October 4, 2004 by Canadian Underwriter
The search for a global standard for risk management begins with finding a common language, say speakers at the 29th annual RIMS Canada Conference being held this week in Winnipeg, Manitoba.
“We see the growing emergence of a more common terminology…what that means for you and me is we have to change our language,” says David Mair, president of Risk Excellence and RIMS past president. Management is not going to adopt the language of the risk manager, so the risk manager is going to have to learn the varied dialects of business, “from the tool room to the board room”.

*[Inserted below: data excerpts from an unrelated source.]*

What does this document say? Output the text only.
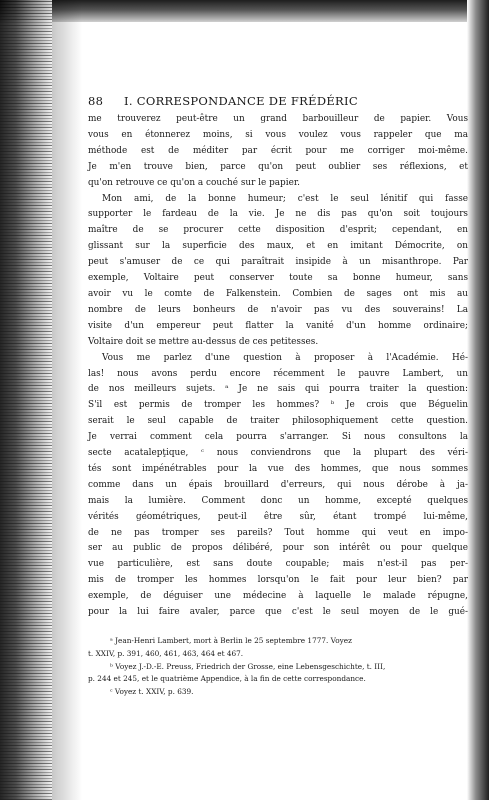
88 I. CORRESPONDANCE DE FRÉDÉRIC
me trouverez peut-être un grand barbouilleur de papier. Vous
vous en étonnerez moins, si vous voulez vous rappeler que ma
méthode est de méditer par écrit pour me corriger moi-même.
Je m'en trouve bien, parce qu'on peut oublier ses réflexions, et
qu'on retrouve ce qu'on a couché sur le papier.
Mon ami, de la bonne humeur; c'est le seul lénitif qui fasse
supporter le fardeau de la vie. Je ne dis pas qu'on soit toujours
maître de se procurer cette disposition d'esprit; cependant, en
glissant sur la superficie des maux, et en imitant Démocrite, on
peut s'amuser de ce qui paraîtrait insipide à un misanthrope. Par
exemple, Voltaire peut conserver toute sa bonne humeur, sans
avoir vu le comte de Falkenstein. Combien de sages ont mis au
nombre de leurs bonheurs de n'avoir pas vu des souverains! La
visite d'un empereur peut flatter la vanité d'un homme ordinaire;
Voltaire doit se mettre au-dessus de ces petitesses.
Vous me parlez d'une question à proposer à l'Académie. Hé-
las! nous avons perdu encore récemment le pauvre Lambert, un
de nos meilleurs sujets. ᵃ Je ne sais qui pourra traiter la question:
S'il est permis de tromper les hommes? ᵇ Je crois que Béguelin
serait le seul capable de traiter philosophiquement cette question.
Je verrai comment cela pourra s'arranger. Si nous consultons la
secte acatalepţique, ᶜ nous conviendrons que la plupart des véri-
tés sont impénétrables pour la vue des hommes, que nous sommes
comme dans un épais brouillard d'erreurs, qui nous dérobe à ja-
mais la lumière. Comment donc un homme, excepté quelques
vérités géométriques, peut-il être sûr, étant trompé lui-même,
de ne pas tromper ses pareils? Tout homme qui veut en impo-
ser au public de propos délibéré, pour son intérêt ou pour quelque
vue particulière, est sans doute coupable; mais n'est-il pas per-
mis de tromper les hommes lorsqu'on le fait pour leur bien? par
exemple, de déguiser une médecine à laquelle le malade répugne,
pour la lui faire avaler, parce que c'est le seul moyen de le gué-
ᵃ Jean-Henri Lambert, mort à Berlin le 25 septembre 1777. Voyez
t. XXIV, p. 391, 460, 461, 463, 464 et 467.
ᵇ Voyez J.-D.-E. Preuss, Friedrich der Grosse, eine Lebensgeschichte, t. III,
p. 244 et 245, et le quatrième Appendice, à la fin de cette correspondance.
ᶜ Voyez t. XXIV, p. 639.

Some international standards are building on this need for definition to achieve enterprise-wide risk management within corporations, points out Kevin Knight, president of the Australian Institute of Risk Management. That country recently published the latest revision of its “4360” risk management standard, which Knight says does borrow some new elements from the Canadian standard relative to the importance of communication, identifying the broad array of stakeholders and most importantly, to understand each stakeholder’s perception of risk. This taps into the need for risk managers to be able to “talk to managers at all levels of an organization”.
Also recently, AIRMIC (the U.K. association for risk managers) published its guidance on ERM, which uses some aspects of the ISO 73 standard, including a definition of risk which highlights that “risk itself is not the consequence”, and does not perceive risk as a wholly negative concept. “If you take no risk, there is no reward,” he notes, something the ISO definition does take into account.
However, Mair notes, the ISO standard is flawed, specifically because it does not have significant input from risk managers from a wide array of sectors. “We [risk managers] are not going to be held accountable for standards that are not ‘ours’.”
Also, he adds, the COSO ERM framework is likely to gain a great deal of attention in the corporate ranks, and while it might not become the “one and only” standard, because its sponsoring organizations are large and varied, it will “find a very broad audience”, Mair says.
Knight points out that the Australian standard, like the ISO wording, takes a broader definition of risk. “Risk is a chance of something happening that will have an impact on objectives.” It also promotes the concept of risk as a management function, the responsibility of those with the authority to delegate and make decisions. Both speakers point to the need for any standard to reflect the “ownership” of risk at the highest corporate levels, and the link which must exist between a corporation’s risk management strategy and its overall corporate strategy.